With my super cool new profile up, I wrote to they guy I had my eye on (The Recovering Musician) and a back-up guy (The Filmmaker) who had been checking me out and seemed interesting. They both wrote me back and I miraculously ended up having good first dates with both of them. (I just read a whole book giving a scientific explanation for why people believe in miracles. For the record, I don’t think this was really a miracle, but it was surprising!)
The Filmmaker wrote me back first and was available first so I went out with him first. The first date was good, but the second date was bad. There was attraction and he was smart and interesting, but he was all about him. He told really LONG stories about himself. LOTS of them. He was attracted to me, but not that interested in getting to know me. Huge turn off. He also had an odd sense of humor. I tried to tell myself that was no big deal, but can you really spend a lot of time with someone makes jokes that you don’t find funny, at all? Thankfully, I never heard from him after our second date. (This really did feel like a miracle.)
Then I (finally) met The Recovering Musician. It actually felt like I was meeting a famous person because I had my eye on him for so long. (As is turns out, he used to actually be a sort of semi famous singer/songwriter. He’s on Itunes. And he’s not bad.) I had originally thought of him as the Hipster but he does not think of himself as a Hipster and perhaps it is unfair of me to think everyone who lives in Williamsburg and rides a Citibike to work is a Hipster (ironic smiley face here.) I could actually call him the Meditator but that does not really roll off the tongue. We did have a very nice first date and it was actually a CONVERSATION (meaning two people exchange ideas and take turns talking and listening.) I like conversations. There is attraction. His sense of humor is aligned with mine, and we seem to have some core stuff in common. Our second date is on the calendar and I look forward to it, but anything can happen on the second date. (Because I date so much now, I know these things.)

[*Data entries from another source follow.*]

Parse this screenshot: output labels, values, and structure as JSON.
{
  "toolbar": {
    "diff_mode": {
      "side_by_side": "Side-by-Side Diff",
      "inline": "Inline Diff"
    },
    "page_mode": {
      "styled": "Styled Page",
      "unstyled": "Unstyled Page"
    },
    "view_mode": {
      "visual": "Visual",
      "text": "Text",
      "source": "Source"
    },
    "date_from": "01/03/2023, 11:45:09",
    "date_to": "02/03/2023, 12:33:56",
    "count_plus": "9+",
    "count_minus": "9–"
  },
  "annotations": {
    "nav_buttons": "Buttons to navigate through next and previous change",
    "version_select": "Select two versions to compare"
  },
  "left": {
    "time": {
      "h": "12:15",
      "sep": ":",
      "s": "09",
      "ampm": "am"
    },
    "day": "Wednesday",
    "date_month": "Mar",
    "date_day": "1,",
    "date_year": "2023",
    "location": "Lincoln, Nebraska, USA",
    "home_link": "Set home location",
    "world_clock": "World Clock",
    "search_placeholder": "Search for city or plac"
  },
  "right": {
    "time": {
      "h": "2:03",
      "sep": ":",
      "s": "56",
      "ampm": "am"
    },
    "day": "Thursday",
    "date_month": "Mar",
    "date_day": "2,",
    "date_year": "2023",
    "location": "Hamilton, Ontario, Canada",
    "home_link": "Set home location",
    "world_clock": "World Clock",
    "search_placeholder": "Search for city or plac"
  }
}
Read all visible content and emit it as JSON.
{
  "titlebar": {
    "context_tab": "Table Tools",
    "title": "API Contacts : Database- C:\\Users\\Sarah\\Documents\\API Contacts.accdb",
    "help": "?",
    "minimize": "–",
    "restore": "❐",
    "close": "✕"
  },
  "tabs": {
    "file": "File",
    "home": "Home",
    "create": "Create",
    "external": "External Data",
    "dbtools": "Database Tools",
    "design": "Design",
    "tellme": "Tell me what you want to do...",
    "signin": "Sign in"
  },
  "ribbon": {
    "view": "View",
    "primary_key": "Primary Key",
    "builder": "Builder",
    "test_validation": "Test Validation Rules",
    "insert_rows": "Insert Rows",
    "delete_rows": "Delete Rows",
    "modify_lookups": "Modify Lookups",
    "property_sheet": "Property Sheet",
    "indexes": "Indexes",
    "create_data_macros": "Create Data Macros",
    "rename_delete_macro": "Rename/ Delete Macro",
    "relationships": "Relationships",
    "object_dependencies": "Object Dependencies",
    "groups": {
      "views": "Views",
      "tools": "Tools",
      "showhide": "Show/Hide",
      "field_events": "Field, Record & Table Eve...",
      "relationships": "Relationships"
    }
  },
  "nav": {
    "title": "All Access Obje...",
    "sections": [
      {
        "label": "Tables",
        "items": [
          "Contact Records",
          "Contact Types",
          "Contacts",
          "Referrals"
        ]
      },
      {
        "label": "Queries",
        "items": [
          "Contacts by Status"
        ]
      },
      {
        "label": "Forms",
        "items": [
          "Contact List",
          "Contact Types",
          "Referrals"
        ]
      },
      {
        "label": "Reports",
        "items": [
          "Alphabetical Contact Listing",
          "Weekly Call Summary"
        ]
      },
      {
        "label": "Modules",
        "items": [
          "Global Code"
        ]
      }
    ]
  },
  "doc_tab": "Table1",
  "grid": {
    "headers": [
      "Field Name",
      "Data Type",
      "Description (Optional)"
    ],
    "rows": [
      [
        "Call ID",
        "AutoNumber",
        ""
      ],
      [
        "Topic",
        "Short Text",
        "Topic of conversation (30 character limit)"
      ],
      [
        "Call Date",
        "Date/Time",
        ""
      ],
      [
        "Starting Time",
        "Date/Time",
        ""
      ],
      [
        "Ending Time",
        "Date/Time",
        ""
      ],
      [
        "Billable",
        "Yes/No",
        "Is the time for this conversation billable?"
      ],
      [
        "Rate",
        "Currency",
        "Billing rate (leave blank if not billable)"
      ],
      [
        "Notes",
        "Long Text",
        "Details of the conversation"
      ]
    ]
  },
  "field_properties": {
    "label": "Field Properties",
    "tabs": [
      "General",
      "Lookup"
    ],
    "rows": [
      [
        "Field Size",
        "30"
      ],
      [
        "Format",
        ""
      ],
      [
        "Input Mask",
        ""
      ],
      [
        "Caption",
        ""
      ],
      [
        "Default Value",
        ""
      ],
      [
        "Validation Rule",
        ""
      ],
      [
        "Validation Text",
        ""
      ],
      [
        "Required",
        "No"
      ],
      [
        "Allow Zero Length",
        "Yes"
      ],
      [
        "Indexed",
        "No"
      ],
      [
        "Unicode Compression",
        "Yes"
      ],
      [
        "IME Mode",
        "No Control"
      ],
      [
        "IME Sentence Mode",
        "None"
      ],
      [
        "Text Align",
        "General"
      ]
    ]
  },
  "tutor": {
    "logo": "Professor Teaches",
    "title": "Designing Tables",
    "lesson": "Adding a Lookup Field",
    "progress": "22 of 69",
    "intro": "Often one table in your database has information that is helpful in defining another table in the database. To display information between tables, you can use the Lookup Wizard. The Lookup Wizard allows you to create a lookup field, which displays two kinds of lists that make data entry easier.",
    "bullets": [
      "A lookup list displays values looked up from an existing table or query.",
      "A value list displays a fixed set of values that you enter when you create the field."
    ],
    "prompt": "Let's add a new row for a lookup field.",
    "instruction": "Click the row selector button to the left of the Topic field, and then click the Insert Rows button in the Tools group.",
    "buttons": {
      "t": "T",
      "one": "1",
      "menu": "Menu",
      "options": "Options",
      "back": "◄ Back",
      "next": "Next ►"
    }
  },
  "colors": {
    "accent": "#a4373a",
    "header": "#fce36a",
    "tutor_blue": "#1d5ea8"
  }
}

While I was getting a pedicure last week, I read an article about dating in one of those ridiculous women’s magazines that I read when I get pedicures. The premise was that people are not really dating. They are hooking up and hanging out and watching Netflix together (because the young kids don’t actually have cable, they stream everything..crazy) but not dating. She specifically said that getting to know people is a cool way to learn about the world outside of you own. So true. After having met an author, a filmmaker, and a recovering musician/mediator this past month, as painful as some of those moments were, it was cool to learn about them and what they do and what they think. And I survived the awkward moments and lived to tell about them.